The Board’s ambivalence towards waterborne transmission of typhoid balanced its members’ certainty about the roles of contaminated people and flies. Although the three surgeons determined that “infected water was not an important factor,” they qualified this conclusion by reporting that some water supplies became “specifically infected” and, at Chickamauga at least, water was a prominent means of transmission if not its “chief” means. Reed devoted no less than six pages of his “Etiology” essay to prose illustrations, drawn partly from Shakespeare’s and Vaughan’s pre-war experiences, of the waterborne pathogen’s resilience and insidiousness.
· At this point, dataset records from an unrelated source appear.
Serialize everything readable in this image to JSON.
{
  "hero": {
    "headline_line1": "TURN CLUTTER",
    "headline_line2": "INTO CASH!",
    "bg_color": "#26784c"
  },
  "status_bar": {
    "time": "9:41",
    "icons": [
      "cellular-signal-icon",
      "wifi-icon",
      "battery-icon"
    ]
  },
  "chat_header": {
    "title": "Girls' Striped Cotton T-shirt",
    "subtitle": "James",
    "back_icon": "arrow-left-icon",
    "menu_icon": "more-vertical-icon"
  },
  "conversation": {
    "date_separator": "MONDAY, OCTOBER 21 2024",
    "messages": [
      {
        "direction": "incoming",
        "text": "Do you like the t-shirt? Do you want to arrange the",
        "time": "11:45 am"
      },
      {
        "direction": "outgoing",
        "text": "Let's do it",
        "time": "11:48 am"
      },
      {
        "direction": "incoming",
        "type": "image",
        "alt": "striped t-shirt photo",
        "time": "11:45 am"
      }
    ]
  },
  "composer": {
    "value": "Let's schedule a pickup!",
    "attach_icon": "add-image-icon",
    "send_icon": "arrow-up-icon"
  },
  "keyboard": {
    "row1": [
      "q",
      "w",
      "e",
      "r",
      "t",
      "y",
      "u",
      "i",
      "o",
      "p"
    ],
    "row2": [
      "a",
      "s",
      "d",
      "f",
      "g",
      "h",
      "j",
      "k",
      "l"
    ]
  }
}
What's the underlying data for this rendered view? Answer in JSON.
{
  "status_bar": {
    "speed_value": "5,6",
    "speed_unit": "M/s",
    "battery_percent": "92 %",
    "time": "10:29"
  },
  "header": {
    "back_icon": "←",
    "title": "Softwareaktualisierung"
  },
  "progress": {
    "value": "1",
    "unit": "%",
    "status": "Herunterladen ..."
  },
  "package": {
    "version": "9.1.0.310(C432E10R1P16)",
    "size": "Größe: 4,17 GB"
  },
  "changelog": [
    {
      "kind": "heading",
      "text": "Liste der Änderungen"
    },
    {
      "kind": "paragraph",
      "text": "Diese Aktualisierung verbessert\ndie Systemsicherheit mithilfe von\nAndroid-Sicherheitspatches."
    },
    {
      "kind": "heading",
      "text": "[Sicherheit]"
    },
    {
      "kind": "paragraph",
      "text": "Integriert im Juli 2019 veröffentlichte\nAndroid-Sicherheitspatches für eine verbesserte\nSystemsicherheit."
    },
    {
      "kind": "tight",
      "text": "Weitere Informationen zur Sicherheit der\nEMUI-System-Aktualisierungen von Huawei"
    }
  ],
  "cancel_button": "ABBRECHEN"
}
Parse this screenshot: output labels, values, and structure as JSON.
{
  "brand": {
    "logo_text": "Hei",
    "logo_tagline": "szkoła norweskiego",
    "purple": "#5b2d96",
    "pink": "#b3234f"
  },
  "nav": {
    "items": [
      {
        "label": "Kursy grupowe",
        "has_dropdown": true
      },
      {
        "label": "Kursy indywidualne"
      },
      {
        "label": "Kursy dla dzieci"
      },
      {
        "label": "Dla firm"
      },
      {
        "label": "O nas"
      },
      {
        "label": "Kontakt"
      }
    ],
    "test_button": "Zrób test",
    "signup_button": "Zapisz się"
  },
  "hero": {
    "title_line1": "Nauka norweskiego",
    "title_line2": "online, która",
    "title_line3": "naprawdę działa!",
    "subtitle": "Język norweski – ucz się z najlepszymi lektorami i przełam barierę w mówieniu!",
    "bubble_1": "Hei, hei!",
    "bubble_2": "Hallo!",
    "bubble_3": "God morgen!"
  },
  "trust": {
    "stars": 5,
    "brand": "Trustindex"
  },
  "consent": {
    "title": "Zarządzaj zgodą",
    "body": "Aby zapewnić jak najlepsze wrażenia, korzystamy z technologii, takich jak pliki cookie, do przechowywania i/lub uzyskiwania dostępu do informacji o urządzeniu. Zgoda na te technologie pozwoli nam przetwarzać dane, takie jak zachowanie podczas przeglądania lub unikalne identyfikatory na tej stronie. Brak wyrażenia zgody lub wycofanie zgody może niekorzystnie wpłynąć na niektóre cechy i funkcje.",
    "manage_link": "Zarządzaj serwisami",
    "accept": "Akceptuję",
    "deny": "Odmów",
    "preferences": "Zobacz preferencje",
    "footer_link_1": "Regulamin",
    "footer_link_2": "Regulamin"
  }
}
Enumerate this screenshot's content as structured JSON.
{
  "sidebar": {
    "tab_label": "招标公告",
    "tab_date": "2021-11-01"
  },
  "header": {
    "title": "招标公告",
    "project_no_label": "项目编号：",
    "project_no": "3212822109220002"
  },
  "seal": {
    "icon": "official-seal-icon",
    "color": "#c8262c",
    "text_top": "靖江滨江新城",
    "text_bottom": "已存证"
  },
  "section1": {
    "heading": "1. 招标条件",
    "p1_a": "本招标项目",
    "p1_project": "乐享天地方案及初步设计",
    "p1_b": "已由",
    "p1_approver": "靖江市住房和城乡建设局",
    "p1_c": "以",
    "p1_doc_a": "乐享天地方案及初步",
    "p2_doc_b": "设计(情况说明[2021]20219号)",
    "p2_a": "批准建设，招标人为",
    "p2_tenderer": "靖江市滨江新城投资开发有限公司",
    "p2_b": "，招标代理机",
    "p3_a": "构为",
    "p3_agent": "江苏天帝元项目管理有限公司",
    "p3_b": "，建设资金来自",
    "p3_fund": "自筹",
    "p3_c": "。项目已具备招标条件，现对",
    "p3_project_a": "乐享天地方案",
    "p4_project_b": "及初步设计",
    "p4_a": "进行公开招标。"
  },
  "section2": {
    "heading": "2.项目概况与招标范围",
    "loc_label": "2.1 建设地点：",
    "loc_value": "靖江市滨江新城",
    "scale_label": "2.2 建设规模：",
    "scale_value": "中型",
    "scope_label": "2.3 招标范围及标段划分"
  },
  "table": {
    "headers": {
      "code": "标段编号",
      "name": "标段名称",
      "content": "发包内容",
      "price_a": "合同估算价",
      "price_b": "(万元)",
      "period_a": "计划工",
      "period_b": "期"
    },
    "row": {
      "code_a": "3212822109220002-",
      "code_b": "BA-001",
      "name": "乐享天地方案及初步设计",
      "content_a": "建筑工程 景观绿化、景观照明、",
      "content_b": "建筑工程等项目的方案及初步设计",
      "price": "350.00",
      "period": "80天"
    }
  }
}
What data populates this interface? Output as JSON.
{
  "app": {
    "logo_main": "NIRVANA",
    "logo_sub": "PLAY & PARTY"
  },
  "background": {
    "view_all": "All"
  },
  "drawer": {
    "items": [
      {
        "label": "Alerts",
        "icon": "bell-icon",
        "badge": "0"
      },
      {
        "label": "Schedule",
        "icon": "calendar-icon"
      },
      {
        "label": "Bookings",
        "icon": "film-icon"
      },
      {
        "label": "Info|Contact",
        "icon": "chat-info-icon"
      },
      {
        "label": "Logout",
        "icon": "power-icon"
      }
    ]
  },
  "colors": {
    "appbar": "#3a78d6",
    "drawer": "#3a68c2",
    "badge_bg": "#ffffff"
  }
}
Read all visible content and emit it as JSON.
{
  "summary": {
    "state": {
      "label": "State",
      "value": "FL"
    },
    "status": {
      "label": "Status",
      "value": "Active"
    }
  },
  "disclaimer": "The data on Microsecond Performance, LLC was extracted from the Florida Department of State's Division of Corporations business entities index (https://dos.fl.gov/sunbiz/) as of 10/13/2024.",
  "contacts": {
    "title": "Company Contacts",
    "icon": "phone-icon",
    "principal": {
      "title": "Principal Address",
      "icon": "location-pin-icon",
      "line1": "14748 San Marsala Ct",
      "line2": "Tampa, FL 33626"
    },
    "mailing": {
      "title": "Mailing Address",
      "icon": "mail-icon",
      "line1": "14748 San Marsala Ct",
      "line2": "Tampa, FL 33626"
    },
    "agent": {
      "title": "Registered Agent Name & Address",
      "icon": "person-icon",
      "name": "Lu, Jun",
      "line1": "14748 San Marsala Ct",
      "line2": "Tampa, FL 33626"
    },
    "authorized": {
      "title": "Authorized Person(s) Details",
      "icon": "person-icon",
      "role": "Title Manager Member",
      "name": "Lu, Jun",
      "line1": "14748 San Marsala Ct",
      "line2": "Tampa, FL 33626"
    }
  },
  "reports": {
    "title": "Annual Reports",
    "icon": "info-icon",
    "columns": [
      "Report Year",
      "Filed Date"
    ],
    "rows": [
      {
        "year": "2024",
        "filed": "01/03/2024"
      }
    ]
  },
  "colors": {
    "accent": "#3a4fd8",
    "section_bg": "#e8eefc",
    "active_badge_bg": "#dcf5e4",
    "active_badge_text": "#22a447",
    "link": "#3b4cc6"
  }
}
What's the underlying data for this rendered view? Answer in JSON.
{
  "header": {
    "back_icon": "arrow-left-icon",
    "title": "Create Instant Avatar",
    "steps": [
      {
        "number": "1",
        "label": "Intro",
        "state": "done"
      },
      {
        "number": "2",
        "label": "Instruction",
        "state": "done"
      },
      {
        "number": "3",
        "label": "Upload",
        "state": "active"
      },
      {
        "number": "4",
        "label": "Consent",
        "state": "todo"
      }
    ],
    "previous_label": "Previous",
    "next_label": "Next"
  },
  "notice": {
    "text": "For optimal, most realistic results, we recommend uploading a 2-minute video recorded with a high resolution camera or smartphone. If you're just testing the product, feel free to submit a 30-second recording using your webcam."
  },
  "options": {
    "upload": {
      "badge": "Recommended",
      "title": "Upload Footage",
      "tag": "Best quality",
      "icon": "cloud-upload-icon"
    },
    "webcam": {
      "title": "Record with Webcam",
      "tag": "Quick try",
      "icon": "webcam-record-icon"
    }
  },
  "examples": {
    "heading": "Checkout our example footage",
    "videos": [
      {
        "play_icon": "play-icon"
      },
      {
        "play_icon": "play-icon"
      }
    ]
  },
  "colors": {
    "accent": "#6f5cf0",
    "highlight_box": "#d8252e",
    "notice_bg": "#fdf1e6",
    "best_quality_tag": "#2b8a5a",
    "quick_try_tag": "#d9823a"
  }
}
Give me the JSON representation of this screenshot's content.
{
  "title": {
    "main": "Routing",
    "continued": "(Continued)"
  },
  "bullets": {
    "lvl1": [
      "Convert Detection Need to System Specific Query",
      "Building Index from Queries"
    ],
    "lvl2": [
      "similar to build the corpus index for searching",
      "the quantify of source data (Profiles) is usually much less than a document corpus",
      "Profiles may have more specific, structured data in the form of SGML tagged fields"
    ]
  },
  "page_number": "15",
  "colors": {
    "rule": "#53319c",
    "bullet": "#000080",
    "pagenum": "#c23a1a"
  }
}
Sternberg agreed that water had proven itself a menace “frequently” before 1898 and directed the Typhoid Board to “consider and report upon the best method of sterilizing water for troops in the field.”
The Board solicited proposals from six manufacturers, tested initial designs, suggested modifications, and then tested the revised designs. In late 1899, at about the time the War Department authorized the Reed Trough and the Odorless Excavator for field trials, the Board’s members recommended one of the six devices—the Forbes-Waterhouse Sterilizer, which likewise received the Department’s approval.
The Surgeon-General and the Typhoid Board’s members declined to extend their experimental approach to vaccination, or at least consideration of it at the published level they granted sterilizers and latrines. In December 1896, Reed had attended a meeting chaired by Dr. William S. Thayer of Johns Hopkins Hospital. Another attendee, Dr. Simon Flexner, suggested testing a promising new anti-typhoid vaccine “in barracks and army corps, where, as is well known, large and destructive epidemics sometimes occur.” Sternberg, however, viewed such prophylaxis as no substitute for sanitation; his reports and those of the Typhoid Board were silent on the subject of anti-typhoid vaccination for humans.